The campus is notable for containing the historic Donaghmore Mansion, an estate of some of the city’s well-known families.

The campus includes almost 84,000 square feet of interior space.
The vine-covered Donaghmore Mansion is visible in the upper right area of the campus and was formerly used as a nunnery.

Cornwall-Lebanon School District

Cedar Crest High School (and a portion of Cedar Crest Middle School) along East Evergreen Road.

Rounding out the school districts is Cornwall-Lebanon, which LebTown previously included as part of a tour of South Lebanon.

The Cornwall-Lebanon School District enrolls students from North Cornwall, North Lebanon, South Lebanon, and West Cornwall Townships as well as the boroughs of Cornwall and Mt. Gretna. Its schools include the Ebenezer, Cornwall, South Lebanon, and Union Canal Elementary Schools, Cedar Crest Middle School, and Cedar Crest High School.

According to the NCES, Ebenezer counted 628 students in the 2018-2019 school year, Cornwall counted 547, South Lebanon counted 595, Union Canal counted 418, Cedar Crest Middle School counted 1,141, and Cedar Crest High School counted 1,569, making for a total of 4,898 students, the second largest student body behind Lebanon.

Overlooking Cedar Crest Middle School to the west.
Cedar Crest Falcons practice on the football field just east of the high school.

The middle and high school are located next to each other off of East Evergreen Road. Cedar Crest Falcons represent the school in sports, and the school colors are blue and gray.
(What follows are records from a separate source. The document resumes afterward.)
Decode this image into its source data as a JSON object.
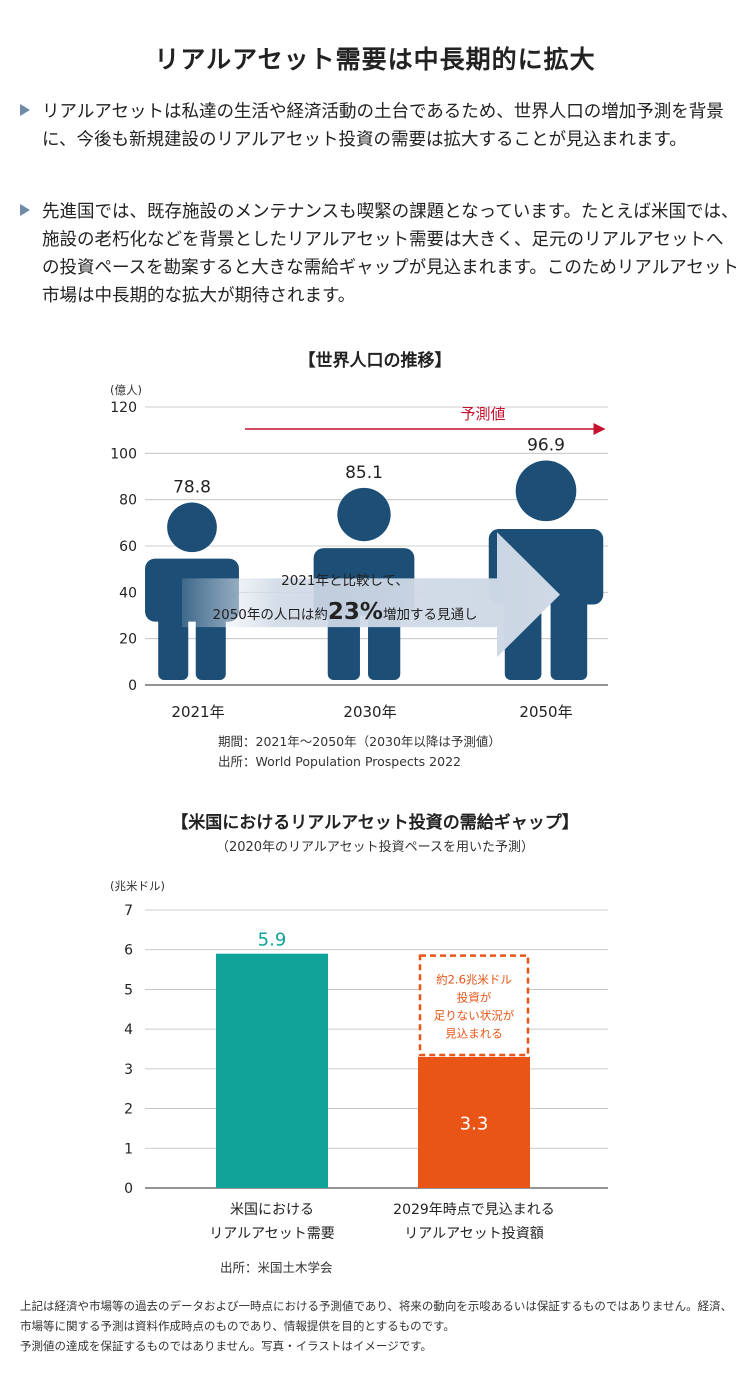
{
  "page": {
    "title": "リアルアセット需要は中長期的に拡大",
    "bullets": [
      "リアルアセットは私達の生活や経済活動の土台であるため、世界人口の増加予測を背景に、今後も新規建設のリアルアセット投資の需要は拡大することが見込まれます。",
      "先進国では、既存施設のメンテナンスも喫緊の課題となっています。たとえば米国では、施設の老朽化などを背景としたリアルアセット需要は大きく、足元のリアルアセットへの投資ペースを勘案すると大きな需給ギャップが見込まれます。このためリアルアセット市場は中長期的な拡大が期待されます。"
    ],
    "disclaimer": [
      "上記は経済や市場等の過去のデータおよび一時点における予測値であり、将来の動向を示唆あるいは保証するものではありません。経済、市場等に関する予測は資料作成時点のものであり、情報提供を目的とするものです。",
      "予測値の達成を保証するものではありません。写真・イラストはイメージです。"
    ]
  },
  "chart_data": [
    {
      "type": "bar",
      "title": "【世界人口の推移】",
      "ylabel": "(億人)",
      "ylim": [
        0,
        120
      ],
      "yticks": [
        0,
        20,
        40,
        60,
        80,
        100,
        120
      ],
      "categories": [
        "2021年",
        "2030年",
        "2050年"
      ],
      "values": [
        78.8,
        85.1,
        96.9
      ],
      "value_labels": [
        "78.8",
        "85.1",
        "96.9"
      ],
      "forecast_label": "予測値",
      "annotation": {
        "line1": "2021年と比較して、",
        "prefix": "2050年の人口は約",
        "highlight": "23%",
        "suffix": "増加する見通し"
      },
      "notes": [
        "期間：2021年～2050年（2030年以降は予測値）",
        "出所：World Population Prospects 2022"
      ],
      "colors": {
        "figure": "#1c4e76",
        "forecast": "#c4122f",
        "arrow": "#cfd9e6"
      },
      "grid": true
    },
    {
      "type": "bar",
      "title": "【米国におけるリアルアセット投資の需給ギャップ】",
      "subtitle": "（2020年のリアルアセット投資ペースを用いた予測）",
      "ylabel": "(兆米ドル)",
      "ylim": [
        0,
        7
      ],
      "yticks": [
        0,
        1,
        2,
        3,
        4,
        5,
        6,
        7
      ],
      "categories": [
        [
          "米国における",
          "リアルアセット需要"
        ],
        [
          "2029年時点で見込まれる",
          "リアルアセット投資額"
        ]
      ],
      "values": [
        5.9,
        3.3
      ],
      "value_labels": [
        "5.9",
        "3.3"
      ],
      "gap": {
        "value": 2.6,
        "lines": [
          "約2.6兆米ドル",
          "投資が",
          "足りない状況が",
          "見込まれる"
        ]
      },
      "notes": [
        "出所：米国土木学会"
      ],
      "colors": {
        "demand": "#0fa39a",
        "investment": "#e85516",
        "gap_border": "#e85516"
      },
      "grid": true
    }
  ]
}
In November of 2019, the district purchased almost 90 acres of farmland across from the middle and high schools. Back in June, a Cedar Crest alum received media attention for a N95 mask disinfection procedure while studying at the California Institute of Technology.

Tennis courts at the back of the high school.
The middle and high school campuses are located just down the road from the Lebanon VA Medical Center, visible in the distance.